Anti-Trafficking Educational Curriculum

Last year of Middle School

Lesson Plan #1

Teaching Trafficking from a Human Rights Perspective
(45 min)

Objectives: Students will be introduced to the problem of human trafficking via an assessment and discussion of human rights.

I. Introduction

A. Teacher-led Activity

1. Teachers explain that all human beings are born with certain rights. For example, all humans have the right to be free, to be fed, and to be happy. In 1948 the United Nations met to create a “Universal Declaration of Human Rights” describing these rights in the hope that all nations would work toward ensuring these rights for all of their citizens.

2. Throughout history, humans in different times and different places have been deprived of their human rights.

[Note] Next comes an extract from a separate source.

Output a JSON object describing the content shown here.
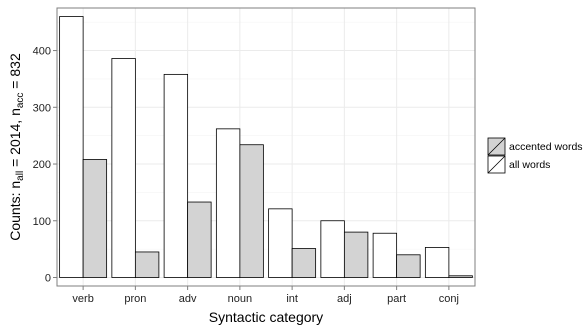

Can you think of some examples? 

[slavery in the United States prior to its Civil War, the inability to practice religion under Hoxha, the Holocaust in Germany during World War II, etc.]

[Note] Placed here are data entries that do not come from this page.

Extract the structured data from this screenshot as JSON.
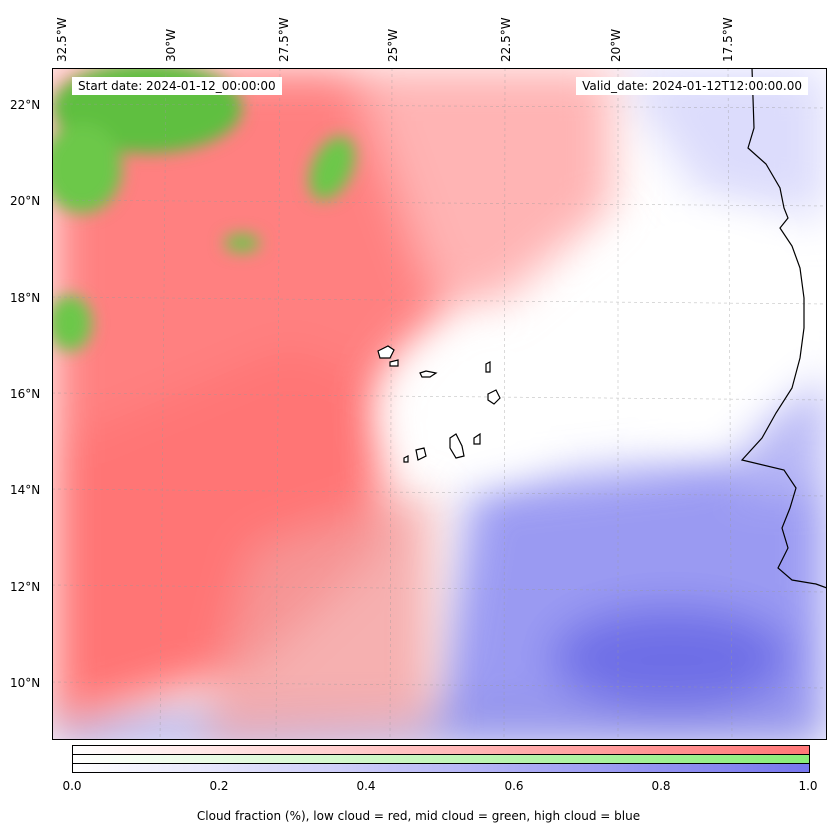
{
  "map": {
    "start_label": "Start date: 2024-01-12_00:00:00",
    "valid_label": "Valid_date: 2024-01-12T12:00:00.00",
    "lon_labels": [
      "32.5°W",
      "30°W",
      "27.5°W",
      "25°W",
      "22.5°W",
      "20°W",
      "17.5°W"
    ],
    "lat_labels": [
      "22°N",
      "20°N",
      "18°N",
      "16°N",
      "14°N",
      "12°N",
      "10°N"
    ],
    "colors": {
      "low_cloud": "#ff7777",
      "mid_cloud": "#66cc44",
      "high_cloud": "#7777ee",
      "coast": "#000000"
    }
  },
  "colorbar": {
    "ticks": [
      "0.0",
      "0.2",
      "0.4",
      "0.6",
      "0.8",
      "1.0"
    ],
    "caption": "Cloud fraction (%), low cloud = red, mid cloud = green, high cloud = blue",
    "range": [
      0,
      1
    ]
  }
}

3. Can you think of other rights you have just because you are a human being?

[Discuss]

4. “Human Trafficking” is something that is happening now in many countries in which girls are tricked and forced into doing something they don’t want to do: become a prostitute. The people who take the girls away are called “traffickers” and treat the girls terribly in order to make a profit. Often, these traffickers will pretend to fall in love with the girl and make a marriage proposal. The trafficker does not really love the girl, though, and never intends to have a normal, loving relationship with her. Once the traffickers take these girls out of the country, they are abused and have difficulty getting back to Albania. Every girl should beware of an older boy claiming to love them and take them away to a better life in a foreign country. That older boy could be a trafficker.

5. Take a look at the attached copy of the “Universal Declaration of Human Rights.” Take 10 minutes to read over it and decide which parts of it “human trafficking” violates. Write them down in your notebook.

[In certain respects, trafficking violates almost every one of these articles in terms of the impact it has on its victims, but especially worth discussion are its violations of Articles 1, 3, 4, 5, 13, 23, 25, and 26. Teachers ask students: how does human trafficking violate these articles? 

Human trafficking violates a human being’s personal freedom, security, and dignity. Because trafficking violates so many individual’s rights so excessively, it is an issue that relates to all human beings.] 

6. If appropriate, the teacher could also discuss that because these rights are violated, the victim is reduced to the status of merchandise which can be bought or sold for money. The victim is therefore “owned” by another person without the victim’s consent and without any legal grounds. Victims are not paid for their work and are physically and emotionally abused. Teachers should try to convey the message to students that, “No one has a right to you or your body, even if they paid money for you.”